Almost immediately, he asked me whether the rumors of the federal government shutting down were true, which could be devastating for a town that relies almost entirely on American tourism. The last time there was a shutdown, in late 2018 and early 2019, the border closed for 35 days. Edgar and Adriana set up a table atop a sandbar in the middle of the Rio Grande and sold tacos to folks from the park who were willing to wade into the river. “We still had to make a living,” he said.

Boquillas is accustomed to improvising in the face of unanticipated challenges. But some challenges are too monumental to overcome. After 9/11, the U.S. government shut down the Boquillas border crossing, previously a place where people could pass through without passports. Folks would just come and go, Skiles told me. “It was a wonderful, international time.” 

The border remained closed there for eleven years, and the park tourists who would patronize Boquillas’s restaurants and buy its handicrafts all but disappeared. Residents could no longer purchase basic supplies from the park store or fill up on gas. (Their next closest option was Múzquiz, more than four hours’ drive to the southeast, untenable for many who don’t have cars.) “It became a ghost town,” said Ureste, who moved away during that time. Then in 2013 the crossing reopened—only now it was an official port of entry, and though Americans with passports could cross over, few local Mexicans had the documentation that would allow them to move in the opposite direction. 

As it turned out, my own trip across the border was somewhat futile. Corona, Ureste explained to me, wasn’t here. She was pregnant, he said, and required more food than he could afford. He had decided to turn her out in a field in Sierra del Carmen, a grazing area at the southeast end of Boquillas Canyon.

Livestock tracks in banks of the Rio Grande River in Big Bend National Park on November 11, 2023.
Livestock tracking on banks of the Rio Grande River in Big Bend National Park, on November 11, 2023.Photograph by Jordan Vonderhaar

Sierra del Carmen is a challenging two-day ride on horseback from Boquillas. That Ureste would go to the trouble of taking Corona there brought to mind Skiles’s belief that the townspeople on the Mexican side may purposely let their animals graze in Big Bend, which is much easier to access. Had Ureste, I wondered, allowed Corona to cross the border back in August and chosen not to do so now because he couldn’t risk losing her again?

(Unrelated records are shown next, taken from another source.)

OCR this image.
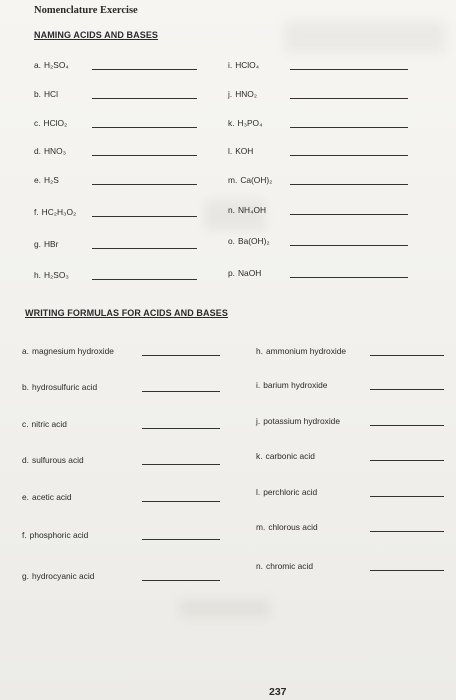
Nomenclature Exercise
NAMING ACIDS AND BASES
a. H₂SO₄
b. HCl
c. HClO₂
d. HNO₃
e. H₂S
f. HC₂H₃O₂
g. HBr
h. H₂SO₃
i. HClO₄
j. HNO₂
k. H₃PO₄
l. KOH
m. Ca(OH)₂
n. NH₄OH
o. Ba(OH)₂
p. NaOH
WRITING FORMULAS FOR ACIDS AND BASES
a. magnesium hydroxide
b. hydrosulfuric acid
c. nitric acid
d. sulfurous acid
e. acetic acid
f. phosphoric acid
g. hydrocyanic acid
h. ammonium hydroxide
i. barium hydroxide
j. potassium hydroxide
k. carbonic acid
l. perchloric acid
m. chlorous acid
n. chromic acid
237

As I sat opposite Ureste at a small restaurant in town, he admitted that folks out here will let their animals graze in Big Bend­­—why wouldn’t they when there’s grass to eat? But he wouldn’t have allowed Corona to cross over and risk capture, he insisted. “She’s family.” 

Before I got up to leave, I handed Ureste the beers I’d brought over and explained that I had the other three bottles in my car, if he wanted them. “I don’t want to anger the beer gods,” he said and accompanied me to the port, then waited for me as I crossed back over to American soil and retrieved the remaining Lone Stars. When I returned to the border I saw him standing behind the tall steel barrier while Abandonado waited patiently at his feet. Grinning, Ureste extended his arms between the bars and accepted the gift.